The invention trains a speech synthesis model based on Chinese-English mixed linguistic data with less English linguistic data than Chinese, when the speech synthesis is carried out on the input text linguistic data, in order to process longer text, the truncation processing is carried out on the longer text, the Chinese part is truncated aiming at the rhyme, the English effectively identifies the word boundary, and finally the cut text is input into the previously trained Chinese-English mixed speech synthesis model and then returns to the synthesized audio.
The voice synthesized by the invention has better Chinese-English mixing capability and natural voice, can flexibly control the pronunciation of words by depending on the phoneme dictionary, and is very suitable for the condition of Chinese-English mixed broadcast text in live telecast of E-commerce.
In order to further clarify the present invention, the following detailed description is given with reference to specific examples.
1. The audio corpus is obtained from the chinese dataset and the corresponding text labels are then converted into corresponding phoneme labels, as shown in table 1 below:
table 1:
2. while converting the chinese pinyin to phonemes, all the phonemes are collected as a phoneme library as shown in table 2 below:
table 2:
3. the international phonemes are mapped to the corresponding chinese phonemes from the chinese phoneme library as shown in table 3 below:
table 3:
4. the chinese phoneme tags corresponding to the words are generated by using the english word table to pronounce the international phonemes of the english words and replace the international phonemes with the chinese phonemes corresponding to the international phonemes, as shown in table 4 below:
table 4:
5. during testing, if the input text is larger than 22 characters, the text is cut, the cutting point takes the prosody level as the cutting point, meanwhile, English letters are not taken as the cutting point, spaces are cut preferentially, after cutting is finished, the characters are converted into corresponding phoneme labels according to the previous rule, then the models are input, and audio is generated, as shown in the following table 5:
table 5:
embodiments of the present invention also provide a computer-readable storage medium, on which a computer program is stored, and the computer program is executed by a processor to implement the method of the present invention.

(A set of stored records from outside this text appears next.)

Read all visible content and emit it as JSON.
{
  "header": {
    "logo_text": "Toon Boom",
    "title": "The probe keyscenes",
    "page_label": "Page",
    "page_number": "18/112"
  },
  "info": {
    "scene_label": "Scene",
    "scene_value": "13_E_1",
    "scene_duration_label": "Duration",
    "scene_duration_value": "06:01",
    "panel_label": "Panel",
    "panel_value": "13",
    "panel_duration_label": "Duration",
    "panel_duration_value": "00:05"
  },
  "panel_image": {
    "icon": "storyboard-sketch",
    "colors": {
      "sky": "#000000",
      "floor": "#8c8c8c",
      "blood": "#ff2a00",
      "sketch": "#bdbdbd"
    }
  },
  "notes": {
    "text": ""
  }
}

The memory may be an internal storage unit of the terminal device, such as a hard disk or a memory of the terminal device. The memory may also be an external storage device of the terminal device, such as a plug-in hard disk, a Smart Media Card (SMC), a Secure Digital (SD) Card, a Flash memory Card (Flash Card), and the like, which are provided on the terminal device. Further, the memory may also include both an internal storage unit of the terminal device and an external storage device. The memory is used for storing the computer program and other programs and data required by the terminal equipment. The memory may also be used to temporarily store data that has been output or is to be output.

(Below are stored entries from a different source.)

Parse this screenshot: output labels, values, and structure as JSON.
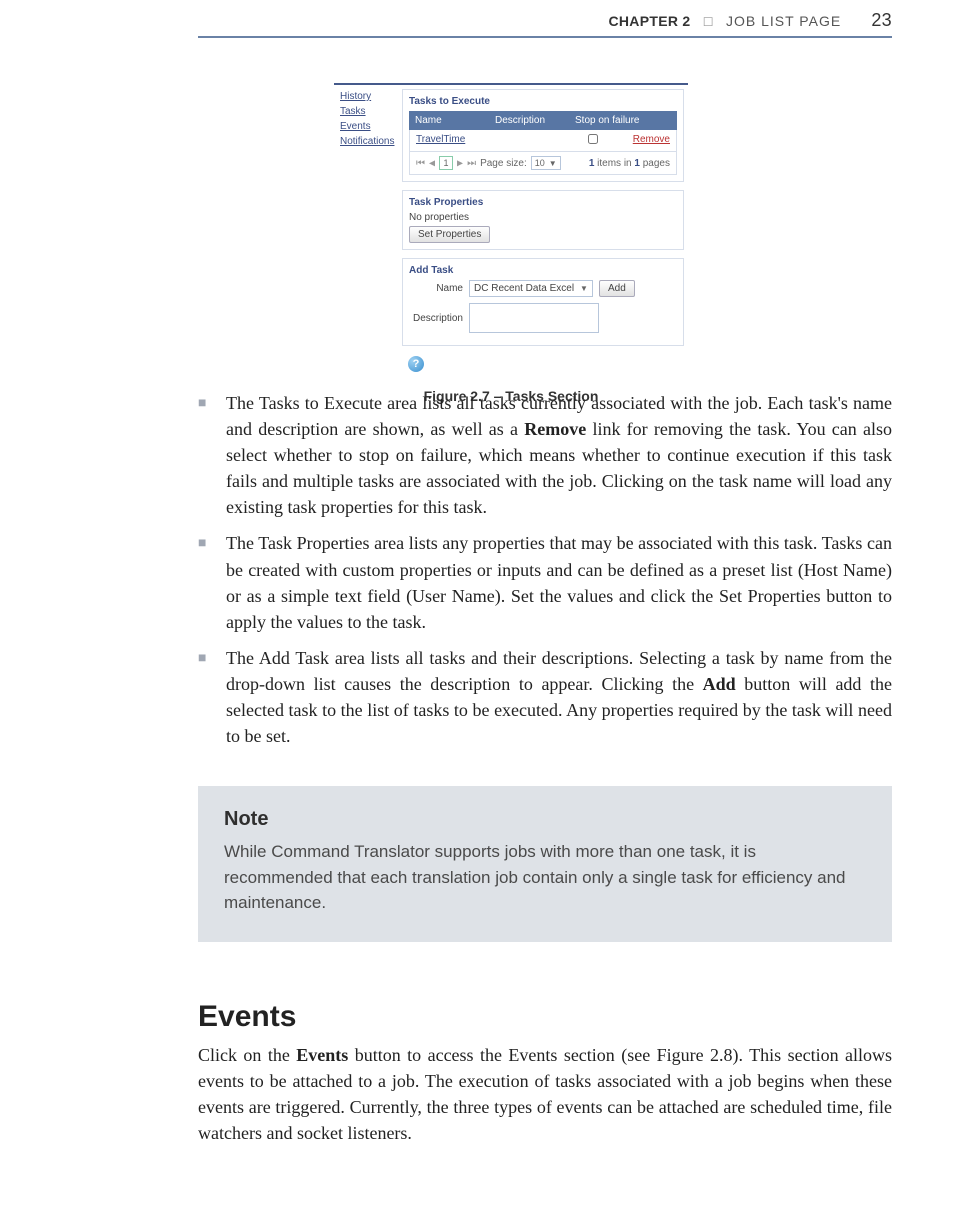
{
  "header": {
    "chapter": "CHAPTER 2",
    "title": "JOB LIST PAGE",
    "page": "23"
  },
  "screenshot": {
    "side_tabs": [
      "History",
      "Tasks",
      "Events",
      "Notifications"
    ],
    "panel1_title": "Tasks to Execute",
    "grid": {
      "headers": {
        "name": "Name",
        "desc": "Description",
        "stop": "Stop on failure"
      },
      "row": {
        "name": "TravelTime",
        "remove": "Remove"
      },
      "pager": {
        "page": "1",
        "label": "Page size:",
        "size": "10",
        "summary_a": "1",
        "summary_mid": " items in ",
        "summary_b": "1",
        "summary_end": " pages"
      }
    },
    "panel2_title": "Task Properties",
    "noprop": "No properties",
    "setprop": "Set Properties",
    "panel3_title": "Add Task",
    "add": {
      "name_lbl": "Name",
      "name_val": "DC Recent Data Excel",
      "add_btn": "Add",
      "desc_lbl": "Description"
    }
  },
  "fig_caption": "Figure 2.7 – Tasks Section",
  "bullets": {
    "b1": "The Tasks to Execute area lists all tasks currently associated with the job. Each task's name and description are shown, as well as a ",
    "b1b": "Remove",
    "b1c": " link for removing the task. You can also select whether to stop on failure, which means whether to continue execution if this task fails and multiple tasks are associated with the job. Clicking on the task name will load any existing task properties for this task.",
    "b2": "The Task Properties area lists any properties that may be associated with this task. Tasks can be created with custom properties or inputs and can be defined as a preset list (Host Name) or as a simple text field (User Name). Set the values and click the Set Properties button to apply the values to the task.",
    "b3a": "The Add Task area lists all tasks and their descriptions. Selecting a task by name from the drop-down list causes the description to appear. Clicking the ",
    "b3b": "Add",
    "b3c": " button will add the selected task to the list of tasks to be executed. Any properties required by the task will need to be set."
  },
  "note": {
    "heading": "Note",
    "body": "While Command Translator supports jobs with more than one task, it is recommended that each translation job contain only a single task for efficiency and maintenance."
  },
  "events": {
    "heading": "Events",
    "p1a": "Click on the ",
    "p1b": "Events",
    "p1c": " button to access the Events section (see Figure 2.8). This section allows events to be attached to a job. The execution of tasks associated with a job begins when these events are triggered. Currently, the three types of events can be attached are scheduled time, file watchers and socket listeners."
  }
}
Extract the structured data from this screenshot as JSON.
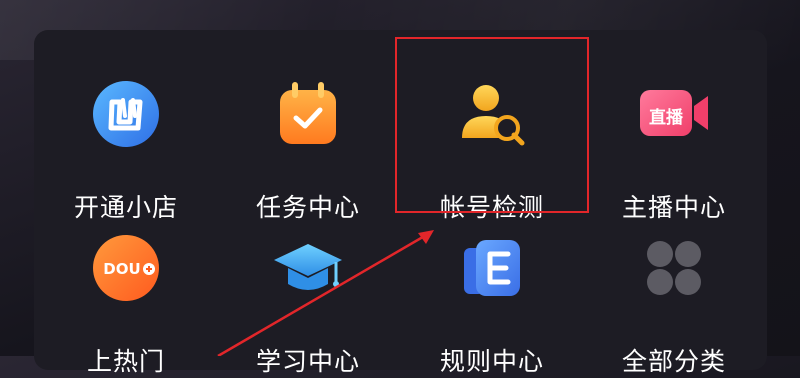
{
  "menu": {
    "items": [
      {
        "label": "开通小店",
        "icon": "store-icon"
      },
      {
        "label": "任务中心",
        "icon": "task-calendar-icon"
      },
      {
        "label": "帐号检测",
        "icon": "account-check-icon"
      },
      {
        "label": "主播中心",
        "icon": "live-camera-icon"
      },
      {
        "label": "上热门",
        "icon": "dou-plus-icon"
      },
      {
        "label": "学习中心",
        "icon": "graduation-cap-icon"
      },
      {
        "label": "规则中心",
        "icon": "rules-book-icon"
      },
      {
        "label": "全部分类",
        "icon": "all-categories-icon"
      }
    ],
    "live_badge_text": "直播",
    "dou_badge_text": "DOU"
  },
  "colors": {
    "highlight_border": "#e2262a",
    "arrow": "#e2262a",
    "panel": "#1d1c24"
  }
}
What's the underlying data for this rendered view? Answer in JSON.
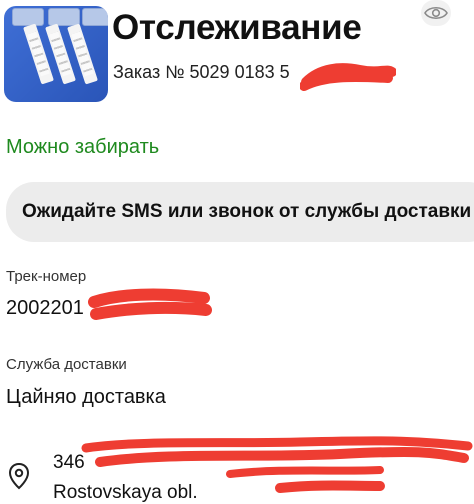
{
  "header": {
    "title": "Отслеживание",
    "order_text": "Заказ № 5029 0183 5",
    "visibility_icon": "eye-icon",
    "thumbnail": "product-image"
  },
  "status": {
    "text": "Можно забирать",
    "color": "#1f8a1f"
  },
  "banner": {
    "text": "Ожидайте SMS или звонок от службы доставки"
  },
  "tracking": {
    "label": "Трек-номер",
    "value": "2002201"
  },
  "delivery": {
    "label": "Служба доставки",
    "value": "Цайняо доставка"
  },
  "address": {
    "icon": "location-pin-icon",
    "line1": "346",
    "line2": "Rostovskaya obl."
  },
  "redaction_color": "#ee3d32"
}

It will be apparent to those skilled in the art that, for convenience and brevity of description, only the above-mentioned division of the functional units and modules is illustrated, and in practical applications, the above-mentioned function distribution may be performed by different functional units and modules according to needs, that is, the internal structure of the apparatus is divided into different functional units or modules to perform all or part of the above-mentioned functions. Each functional unit and module in the embodiments may be integrated in one processing unit, or each unit may exist alone physically, or two or more units are integrated in one unit, and the integrated unit may be implemented in a form of hardware, or in a form of software functional unit. In addition, specific names of the functional units and modules are only for convenience of distinguishing from each other, and are not used for limiting the protection scope of the present application. The specific working processes of the units and modules in the system may refer to the corresponding processes in the foregoing method embodiments, and are not described herein again.
In the above embodiments, the descriptions of the respective embodiments have respective emphasis, and reference may be made to the related descriptions of other embodiments for parts that are not described or illustrated in a certain embodiment.
Those of ordinary skill in the art will appreciate that the various illustrative elements and algorithm steps described in connection with the embodiments disclosed herein may be implemented as electronic hardware or combinations of computer software and electronic hardware. Whether such functionality is implemented as hardware or software depends upon the particular application and design constraints imposed on the implementation. Skilled artisans may implement the described functionality in varying ways for each particular application, but such implementation decisions should not be interpreted as causing a departure from the scope of the present invention.
In the embodiments provided in the present invention, it should be understood that the disclosed apparatus/terminal device and method may be implemented in other ways. For example, the above-described embodiments of the apparatus/terminal device are merely illustrative, and for example, the division of the modules or units is only one logical division, and there may be other divisions when actually implemented, for example, a plurality of units or components may be combined or integrated into another system, or some features may be omitted, or not executed. In addition, the shown or discussed mutual coupling or direct coupling or communication connection may be an indirect coupling or communication connection through some interfaces, devices or units, and may be in an electrical, mechanical or other form.
The units described as separate parts may or may not be physically separate, and parts displayed as units may or may not be physical units, may be located in one place, or may be distributed on a plurality of network units. Some or all of the units can be selected according to actual needs to achieve the purpose of the solution of the embodiment.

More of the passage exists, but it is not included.